Mesmo assim as ocorrências criminais registadas no ano lectivo passado representam uma subida de 41% face às verificadas no de 2018/2019 (3293), antes do aparecimento do novo coronavírus. A diferença vai-se esbatendo à medida que recuamos no tempo, sendo de 13% face ao ano lectivo 2017/18 (4105) e de 3% quando comparado com o de 2016/17 (4496).

A Guarda Nacional Republicana, que participa no programa Escola Segura a par da Polícia de Segurança Pública, ressalva que extraiu os dados do ano passado de uma forma diferente do habitual, com o objectivo de evitar redundâncias e garantir uma maior fiabilidade da informação. Não é possível, contudo, perceber de que forma tal terá impacto na comparação dos números com anos anteriores.

Na última década, o ano lectivo passado só é ultrapassado ao nível das ocorrências de natureza criminal pelos de 2015/16, 2014/15 e 2013/14. Este último apresenta o valor mais elevado deste período contabilizando 4854 actos de natureza criminal no âmbito do Escola Segura, ou seja, mais 4,7% do que no ano lectivo passado. Em 2012/2013 os valores foram inferiores aos do ano lectivo passado (4489) e muito próximo dos verificados em 2016/17.

As agressões foram a ocorrência criminal mais significativa em contexto escolar no ano lectivo passado com 1.860 registos, seguidas pelas injúrias ou ameaças com 1128. Os furtos (711), os actos de vandalismos (298) e as ofensas sexuais (174) ocupam o terceiro, quarto e quinto lugar no ranking.
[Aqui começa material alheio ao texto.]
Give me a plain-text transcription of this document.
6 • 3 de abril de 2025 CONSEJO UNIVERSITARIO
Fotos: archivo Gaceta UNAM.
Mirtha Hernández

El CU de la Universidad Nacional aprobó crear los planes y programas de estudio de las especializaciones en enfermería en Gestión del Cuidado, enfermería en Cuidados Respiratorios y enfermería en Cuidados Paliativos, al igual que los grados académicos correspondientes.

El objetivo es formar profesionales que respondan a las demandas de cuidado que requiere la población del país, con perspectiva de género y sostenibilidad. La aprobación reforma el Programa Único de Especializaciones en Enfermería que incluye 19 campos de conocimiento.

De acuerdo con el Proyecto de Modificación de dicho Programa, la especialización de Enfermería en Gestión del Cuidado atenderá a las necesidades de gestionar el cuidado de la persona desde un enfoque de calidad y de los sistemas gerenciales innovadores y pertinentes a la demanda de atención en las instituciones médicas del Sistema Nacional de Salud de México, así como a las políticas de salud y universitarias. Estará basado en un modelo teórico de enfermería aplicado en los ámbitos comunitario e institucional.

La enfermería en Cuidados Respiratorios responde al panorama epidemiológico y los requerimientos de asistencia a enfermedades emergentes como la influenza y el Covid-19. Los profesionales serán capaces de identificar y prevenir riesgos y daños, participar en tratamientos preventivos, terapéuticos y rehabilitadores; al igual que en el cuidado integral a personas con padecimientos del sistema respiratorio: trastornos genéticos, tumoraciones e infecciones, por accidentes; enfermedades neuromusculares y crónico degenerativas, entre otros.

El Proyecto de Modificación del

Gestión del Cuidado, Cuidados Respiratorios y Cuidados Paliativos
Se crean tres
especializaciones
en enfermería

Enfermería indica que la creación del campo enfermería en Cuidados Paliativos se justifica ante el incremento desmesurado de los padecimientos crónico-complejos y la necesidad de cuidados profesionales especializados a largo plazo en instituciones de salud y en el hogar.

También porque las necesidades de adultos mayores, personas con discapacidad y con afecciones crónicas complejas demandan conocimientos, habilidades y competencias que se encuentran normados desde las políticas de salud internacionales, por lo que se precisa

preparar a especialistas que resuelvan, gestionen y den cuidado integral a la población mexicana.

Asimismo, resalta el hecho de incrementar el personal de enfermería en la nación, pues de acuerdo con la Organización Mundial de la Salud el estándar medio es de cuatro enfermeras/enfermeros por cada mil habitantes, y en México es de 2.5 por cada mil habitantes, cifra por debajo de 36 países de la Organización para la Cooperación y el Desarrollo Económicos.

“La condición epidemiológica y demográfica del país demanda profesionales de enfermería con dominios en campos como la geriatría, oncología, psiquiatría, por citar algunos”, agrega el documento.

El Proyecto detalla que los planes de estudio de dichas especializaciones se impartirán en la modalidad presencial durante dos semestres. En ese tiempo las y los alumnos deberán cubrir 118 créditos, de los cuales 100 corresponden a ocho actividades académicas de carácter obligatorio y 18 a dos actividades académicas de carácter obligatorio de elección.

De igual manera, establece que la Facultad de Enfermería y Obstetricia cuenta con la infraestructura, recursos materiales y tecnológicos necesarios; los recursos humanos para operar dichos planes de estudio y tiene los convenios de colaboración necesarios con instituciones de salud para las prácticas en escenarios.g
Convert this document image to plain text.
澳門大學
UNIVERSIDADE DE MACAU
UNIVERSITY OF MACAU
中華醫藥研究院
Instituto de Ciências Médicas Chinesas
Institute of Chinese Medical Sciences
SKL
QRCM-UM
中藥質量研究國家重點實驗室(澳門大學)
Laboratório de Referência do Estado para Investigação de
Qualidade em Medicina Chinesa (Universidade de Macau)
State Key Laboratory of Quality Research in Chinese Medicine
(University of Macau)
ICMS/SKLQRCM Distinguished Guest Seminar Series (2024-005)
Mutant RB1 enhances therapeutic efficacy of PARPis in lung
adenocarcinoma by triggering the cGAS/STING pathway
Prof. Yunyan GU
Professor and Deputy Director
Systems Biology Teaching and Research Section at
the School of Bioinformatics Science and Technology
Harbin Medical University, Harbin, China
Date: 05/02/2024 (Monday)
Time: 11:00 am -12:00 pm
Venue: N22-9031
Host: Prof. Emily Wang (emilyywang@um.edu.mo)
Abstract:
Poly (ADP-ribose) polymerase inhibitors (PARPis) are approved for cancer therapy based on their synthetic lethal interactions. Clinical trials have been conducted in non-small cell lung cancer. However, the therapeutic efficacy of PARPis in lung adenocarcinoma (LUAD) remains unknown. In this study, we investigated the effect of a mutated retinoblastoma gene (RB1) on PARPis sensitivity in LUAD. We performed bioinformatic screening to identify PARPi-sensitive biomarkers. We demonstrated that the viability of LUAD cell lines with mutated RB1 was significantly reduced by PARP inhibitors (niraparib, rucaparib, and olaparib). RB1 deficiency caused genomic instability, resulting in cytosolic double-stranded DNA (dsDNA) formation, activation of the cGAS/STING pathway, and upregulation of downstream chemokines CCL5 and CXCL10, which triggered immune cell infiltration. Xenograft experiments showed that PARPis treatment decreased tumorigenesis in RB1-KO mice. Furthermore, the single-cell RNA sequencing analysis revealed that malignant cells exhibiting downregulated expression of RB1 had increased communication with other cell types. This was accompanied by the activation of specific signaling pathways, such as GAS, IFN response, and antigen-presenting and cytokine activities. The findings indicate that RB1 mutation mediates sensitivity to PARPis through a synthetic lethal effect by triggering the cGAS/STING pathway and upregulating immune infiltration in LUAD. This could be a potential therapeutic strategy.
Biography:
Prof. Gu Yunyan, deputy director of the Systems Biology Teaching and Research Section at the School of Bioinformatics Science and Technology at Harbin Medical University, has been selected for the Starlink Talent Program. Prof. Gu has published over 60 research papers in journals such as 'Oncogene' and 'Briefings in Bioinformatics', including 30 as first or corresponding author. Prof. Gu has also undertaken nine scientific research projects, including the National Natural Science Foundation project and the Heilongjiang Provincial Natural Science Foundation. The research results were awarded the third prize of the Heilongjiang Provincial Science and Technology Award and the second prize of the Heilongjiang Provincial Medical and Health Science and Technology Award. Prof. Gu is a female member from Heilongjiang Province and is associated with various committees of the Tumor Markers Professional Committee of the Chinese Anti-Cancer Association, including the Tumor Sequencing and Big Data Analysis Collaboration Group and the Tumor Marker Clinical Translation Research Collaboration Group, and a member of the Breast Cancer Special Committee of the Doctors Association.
Foram ainda identificadas 127 situações de posse ou consumo de droga, 120 roubos (casos que implicam o uso de violência, ao contrário do furto) e 107 posses ou uso de armas.
Criminalidade grupal

O relatório de segurança interna contabiliza 1811 detenções no âmbito da criminalidade grupal (que implica a existência de pelo menos três suspeitos), explicando que se tem assistido, no período pós-confinamento, "a um acréscimo na conflitualidade e no nível de violência empregue" neste domínio. Destacam-se duas dinâmicas distintas: por um lado, grupos formados por jovens com idades entre os 15 e os 25 anos que cometem crimes devido a rivalidades fúteis com outros grupos e, por outro, redes criminosas organizadas associadas especialmente ao tráfico de droga em que os conflitos são motivados pelo controlo de um dado território ou de uma rota de abastecimento.
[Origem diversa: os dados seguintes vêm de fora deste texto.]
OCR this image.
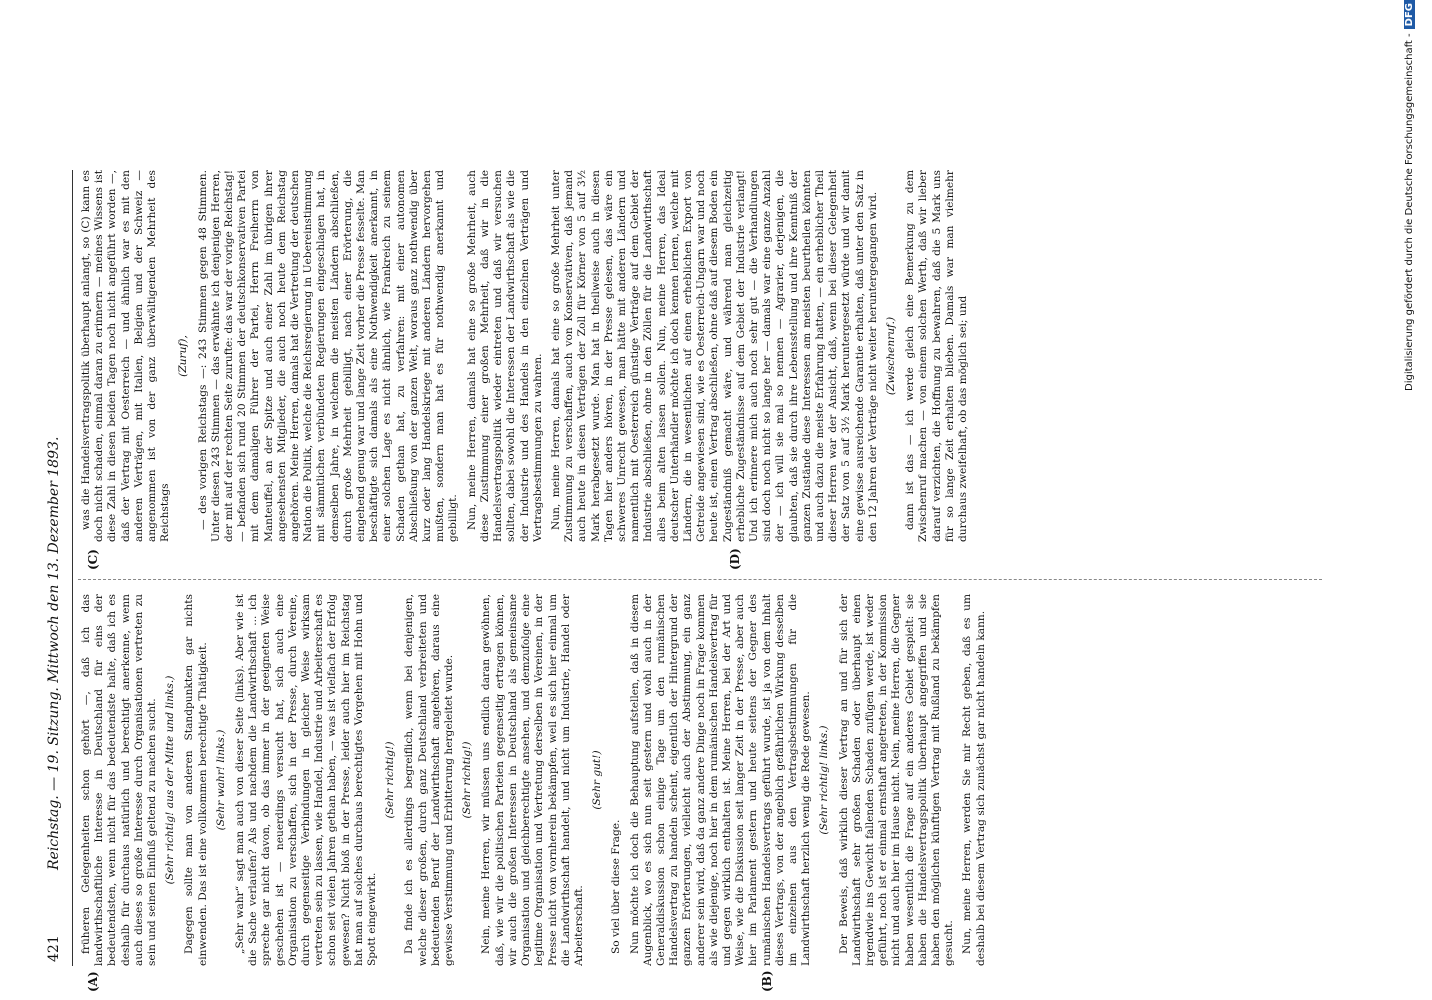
421
Reichstag. — 19. Sitzung. Mittwoch den 13. Dezember 1893.
(A)	(B)
(C)	(D)

früheren Gelegenheiten schon gehört —, daß ich das landwirthschaftliche Interesse in Deutschland für eins der bedeutendsten, wenn nicht für das bedeutendste halte, daß ich es deshalb für durchaus natürlich und berechtigt anerkenne, wenn auch dieses so große Interesse durch Organisationen vertreten zu sein und seinen Einfluß geltend zu machen sucht. (Sehr richtig! aus der Mitte und links.) Dagegen sollte man von anderen Standpunkten gar nichts einwenden. Das ist eine vollkommen berechtigte Thätigkeit. (Sehr wahr! links.) „Sehr wahr“ sagt man auch von dieser Seite (links). Aber wie ist die Sache verlaufen? Als und nachdem die Landwirthschaft ... ich spreche gar nicht davon, ob das immer in der geeigneten Weise geschehen ist — neuerdings versucht hat, sich auch eine Organisation zu verschaffen, sich in der Presse, durch Vereine, durch gegenseitige Verbindungen in gleicher Weise wirksam vertreten sein zu lassen, wie Handel, Industrie und Arbeiterschaft es schon seit vielen Jahren gethan haben, — was ist vielfach der Erfolg gewesen? Nicht bloß in der Presse, leider auch hier im Reichstag hat man auf solches durchaus berechtigtes Vorgehen mit Hohn und Spott eingewirkt.

(Sehr richtig!) Da finde ich es allerdings begreiflich, wenn bei denjenigen, welche dieser großen, durch ganz Deutschland verbreiteten und bedeutenden Beruf der Landwirthschaft angehören, daraus eine gewisse Verstimmung und Erbitterung hergeleitet wurde. (Sehr richtig!) Nein, meine Herren, wir müssen uns endlich daran gewöhnen, daß, wie wir die politischen Parteien gegenseitig ertragen können, wir auch die großen Interessen in Deutschland als gemeinsame Organisation und gleichberechtigte ansehen, und demzufolge eine legitime Organisation und Vertretung derselben in Vereinen, in der Presse nicht von vornherein bekämpfen, weil es sich hier einmal um die Landwirthschaft handelt, und nicht um Industrie, Handel oder Arbeiterschaft.

(Sehr gut!)

So viel über diese Frage. Nun möchte ich doch die Behauptung aufstellen, daß in diesem Augenblick, wo es sich nun seit gestern und wohl auch in der Generaldiskussion schon einige Tage um den rumänischen Handelsvertrag zu handeln scheint, eigentlich der Hintergrund der ganzen Erörterungen, vielleicht auch der Abstimmung, ein ganz anderer sein wird, daß da ganz andere Dinge noch in Frage kommen als wie diejenige, noch hier in dem rumänischen Handelsvertrag für und gegen wirklich enthalten ist. Meine Herren, bei der Art und Weise, wie die Diskussion seit langer Zeit in der Presse, aber auch hier im Parlament gestern und heute seitens der Gegner des rumänischen Handelsvertrags geführt wurde, ist ja von dem Inhalt dieses Vertrags, von der angeblich gefährlichen Wirkung desselben im einzelnen aus den Vertragsbestimmungen für die Landwirthschaft herzlich wenig die Rede gewesen. (Sehr richtig! links.) Der Beweis, daß wirklich dieser Vertrag an und für sich der Landwirthschaft sehr großen Schaden oder überhaupt einen irgendwie ins Gewicht fallenden Schaden zufügen werde, ist weder geführt, noch ist er einmal ernsthaft angetreten, in der Kommission nicht und auch hier im Hause nicht. Nein, meine Herren, die Gegner haben wesentlich die Frage auf ein anderes Gebiet gespielt: sie haben die Handelsvertragspolitik überhaupt angegriffen und sie haben den möglichen künftigen Vertrag mit Rußland zu bekämpfen gesucht. Nun, meine Herren, werden Sie mir Recht geben, daß es um deshalb bei diesem Vertrag sich zunächst gar nicht handeln kann.

was die Handelsvertragspolitik überhaupt anlangt, so (C) kann es doch nicht schaden, einmal daran zu erinnern — meines Wissens ist diese Zahl in diesen beiden Tagen noch nicht angeführt worden —, daß der Vertrag mit Oesterreich — und ähnlich war es mit den anderen Verträgen, mit Italien, Belgien und der Schweiz — angenommen ist von der ganz überwältigenden Mehrheit des Reichstags

(Zuruf), — des vorigen Reichstags —: 243 Stimmen gegen 48 Stimmen. Unter diesen 243 Stimmen — das erwähnte ich denjenigen Herren, der mit auf der rechten Seite zurufte: das war der vorige Reichstag! — befanden sich rund 20 Stimmen der deutschkonservativen Partei mit dem damaligen Führer der Partei, Herrn Freiherrn von Manteuffel, an der Spitze und auch einer Zahl im übrigen ihrer angesehensten Mitglieder, die auch noch heute dem Reichstag angehören. Meine Herren, damals hat die Vertretung der deutschen Nation die Politik, welche die Reichsregierung in Uebereinstimmung mit sämmtlichen verbündeten Regierungen eingeschlagen hat, in demselben Jahre, in welchem die meisten Ländern abschließen, durch große Mehrheit gebilligt, nach einer Erörterung, die eingehend genug war und lange Zeit vorher die Presse fesselte. Man beschäftigte sich damals als eine Nothwendigkeit anerkannt, in einer solchen Lage es nicht ähnlich, wie Frankreich zu seinem Schaden gethan hat, zu verfahren: mit einer autonomen Abschließung von der ganzen Welt, woraus ganz nothwendig über kurz oder lang Handelskriege mit anderen Ländern hervorgehen mußten, sondern man hat es für nothwendig anerkannt und gebilligt. Nun, meine Herren, damals hat eine so große Mehrheit, auch diese Zustimmung einer großen Mehrheit, daß wir in die Handelsvertragspolitik wieder eintreten und daß wir versuchen sollten, dabei sowohl die Interessen der Landwirthschaft als wie die der Industrie und des Handels in den einzelnen Verträgen und Vertragsbestimmungen zu wahren. Nun, meine Herren, damals hat eine so große Mehrheit unter Zustimmung zu verschaffen, auch von Konservativen, daß jemand auch heute in diesen Verträgen der Zoll für Körner von 5 auf 3½ Mark herabgesetzt wurde. Man hat in theilweise auch in diesen Tagen hier anders hören, in der Presse gelesen, das wäre ein schweres Unrecht gewesen, man hätte mit anderen Ländern und namentlich mit Oesterreich günstige Verträge auf dem Gebiet der Industrie abschließen, ohne in den Zöllen für die Landwirthschaft alles beim alten lassen sollen. Nun, meine Herren, das Ideal deutscher Unterhändler möchte ich doch kennen lernen, welche mit Ländern, die in wesentlichen auf einen erheblichen Export von Getreide angewiesen sind, wie es Oesterreich-Ungarn war und noch heute ist, einen Vertrag abschließen, ohne daß auf diesem Boden ein Zugeständniß gemacht wäre, und während man gleichzeitig erhebliche Zugeständnisse auf dem Gebiet der Industrie verlangt! Und ich erinnere mich auch noch sehr gut — die Verhandlungen sind doch noch nicht so lange her — damals war eine ganze Anzahl der — ich will sie mal so nennen — Agrarier, derjenigen, die glaubten, daß sie durch ihre Lebensstellung und ihre Kenntniß der ganzen Zustände diese Interessen am meisten beurtheilen könnten und auch dazu die meiste Erfahrung hatten, — ein erheblicher Theil dieser Herren war der Ansicht, daß, wenn bei dieser Gelegenheit der Satz von 5 auf 3½ Mark heruntergesetzt würde und wir damit eine gewisse ausreichende Garantie erhalten, daß unter den Satz in den 12 Jahren der Verträge nicht weiter heruntergegangen wird. (Zwischenruf.) dann ist das — ich werde gleich eine Bemerkung zu dem Zwischenruf machen — von einem solchen Werth, daß wir lieber darauf verzichten, die Hoffnung zu bewahren, daß die 5 Mark uns für so lange Zeit erhalten blieben. Damals war man vielmehr durchaus zweifelhaft, ob das möglich sei; und

Digitalisierung gefördert durch die Deutsche Forschungsgemeinschaft -DFG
As autoridades notam que o primeiro tipo de grupos tem crescido, apresentado características similares a fenómenos registados em Londres e nos Estados Unidos em que a principal forma de expressão do colectivo é a gravação, edição e publicação de videoclips. Assumindo uma identidade expressa através de sinais, tatuagens ou cores estes jovens tem uma presença cada vez mais relevante em redes sociais como o Youtube, o Instagram e o Spotify. É aí que partilham os videos que acabam por potenciar dinâmicas de rivalidade entre grupos, com o registo de crimes contra a integridade física e contra a vida.

Subsistem através de actividades informais e muitas vezes ilícitas, associadas ao tráfico de droga e aos crimes contra o património, cometendo crimes contra as pessoas de forma esporádica e normalmente sem premeditação, recorrendo a armas brancas. Já os grupos ligados a redes internacionais de tráfico de droga costumam ser mais violentos e recorrer habitualmente a armas de fogo.